Scanning · 7 min read

How the Noxen scan engine works

One scan per host runs six probes in parallel. Findings stream in as each probe finishes — you don't wait for the slowest. Total time: 10–60 seconds per host, depending on open-port count.

The probe pipeline

The ScanEngine actor coordinates everything. Each probe is an async function that owns its own cancellation, error handling, and finding emission. They run concurrently — not sequentially — so a slow TLS handshake doesn't block the SSH inventory.

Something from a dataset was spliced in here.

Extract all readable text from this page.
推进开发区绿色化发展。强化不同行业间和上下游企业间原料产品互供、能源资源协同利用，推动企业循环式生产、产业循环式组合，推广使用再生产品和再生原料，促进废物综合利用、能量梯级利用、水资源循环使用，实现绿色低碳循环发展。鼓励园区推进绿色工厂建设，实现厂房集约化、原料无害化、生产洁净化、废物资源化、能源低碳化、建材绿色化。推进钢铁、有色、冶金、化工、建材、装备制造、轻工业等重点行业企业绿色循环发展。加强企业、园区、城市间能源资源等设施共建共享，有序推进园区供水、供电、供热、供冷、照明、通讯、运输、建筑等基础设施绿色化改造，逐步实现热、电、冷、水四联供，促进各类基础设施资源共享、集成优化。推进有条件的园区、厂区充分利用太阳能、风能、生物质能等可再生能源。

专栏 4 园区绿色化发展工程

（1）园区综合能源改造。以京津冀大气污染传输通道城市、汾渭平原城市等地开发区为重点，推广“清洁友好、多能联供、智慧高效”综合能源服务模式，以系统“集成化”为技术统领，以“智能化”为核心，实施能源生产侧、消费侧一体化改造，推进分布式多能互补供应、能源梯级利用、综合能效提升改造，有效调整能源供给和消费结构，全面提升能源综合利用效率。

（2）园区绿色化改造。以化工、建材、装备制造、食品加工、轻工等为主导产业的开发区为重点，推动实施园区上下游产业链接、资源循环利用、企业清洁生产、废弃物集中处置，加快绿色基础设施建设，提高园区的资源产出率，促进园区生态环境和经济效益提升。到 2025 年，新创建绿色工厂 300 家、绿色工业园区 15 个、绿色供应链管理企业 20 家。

  1. Port scan (Apple's Network.framework) — top 1000 TCP ports. No external nmap binary, no sandbox-incompatible raw socket trickery. Open ports feed the TLS, HTTP-header, and admin-surface probes downstream.
  2. SSH inventory — connects via SystemSSHHostProbe (shells out to /usr/bin/ssh for reliability), reads /etc/os-release, kernel version, dpkg/rpm package list, sshd_config, and ~/.ssh/authorized_keys. All read-only — Noxen never modifies remote state.
  3. CVE match — every installed package version is cross-referenced against the loaded CVE feed using a CPE index. Matches surface as findings with the matching CVE ID, CVSS score, and distro-specific remediation.
  4. TLS audit — for any TLS-capable open port (443, 465, 636, 993, 995, 8443, 9443), runs a handshake with every supported cipher suite, parses the certificate chain, and checks for weak ciphers, deprecated protocols (TLSv1.0, TLSv1.1, SSLv3), HSTS presence, OCSP stapling, and near-expiry certificates.
  5. HTTP security headers — for every web-capable open port, GETs / and inspects the response headers: Content-Security-Policy, X-Frame-Options, Referrer-Policy, Permissions-Policy, Strict-Transport-Security, X-Content-Type-Options. Missing headers become medium-severity findings.
  6. Exposed admin surfaces — fingerprints ~70 services across 10 categories: home automation (Home Assistant, Pi-hole), media (Plex, Jellyfin, *arr suite), infrastructure (Proxmox, TrueNAS, Synology, QNAP), network (pfSense, OPNsense, UniFi, Mikrotik), DevOps (Gitea, Jenkins, Grafana, Prometheus, Uptime Kuma, Netdata), containers (Portainer, Kubernetes dashboard, Docker daemon), service mesh (Consul, Vault, Traefik), data (Redis, Mongo, Elasticsearch, phpMyAdmin), source-code leaks (.git/config, .env). Why this is the #1 homelab compromise vector →
Noxen host detail view showing edge-nuc with critical CVE-2024-6387 (regreSSHion), high CVE-2024-3094 (xz backdoor), exposed Grafana admin surface, and missing HSTS header.
Host detail view post-scan. Findings group by category; each row shows severity, title, detail, and a remediation hint.

Cancellation

Click Cancel scan in the toolbar (or hit Esc with the host selected) — every in-flight probe observes Swift's Task cancellation and unwinds cleanly. Partial findings already emitted are saved to the scan record; the scan's status flips to Cancelled with a timestamp. No side effects on the remote host.

Failed probes

Probes degrade gracefully. A failure in one probe doesn't stop the others — instead, the failed probe emits a single .probeError finding with the underlying error, and the rest of the scan continues. Common failure modes:

SSH auth failed → SSH inventory + CVE match skip
Network probes (port scan, TLS, HTTP, admin surfaces) still run. You get exposure data without inventory data.
Network unreachable → entire scan flagged failed
If port 22 itself isn't reachable, none of the probes have anything to do. The scan record's status is .failed and the sidebar shows a red dot.
Custom check JSON malformed → that check skipped
Other custom checks and built-in probes continue. The malformed check is logged for debugging — see custom checks reference.

Persistence

Each scan creates one Scan record and many Finding records, all in SwiftData. Scans are retained indefinitely so you can diff month-over-month; individual findings reference back to their parent scan. CloudKit sync (when enabled) replicates host catalog and scan history; SSH keys never sync — they live in Keychain.

Diff-from-yesterday

The default UI view on a scanned host is "what's new", not "what's known". Each scan is compared to the previous; the detail view defaults to filtering out findings that already existed in the prior scan. Toggle Show all to see the full set. The diff is severity-aware — a finding that changed severity (e.g., a CVE that escalated from medium to high after a vector update) shows as updated, not unchanged.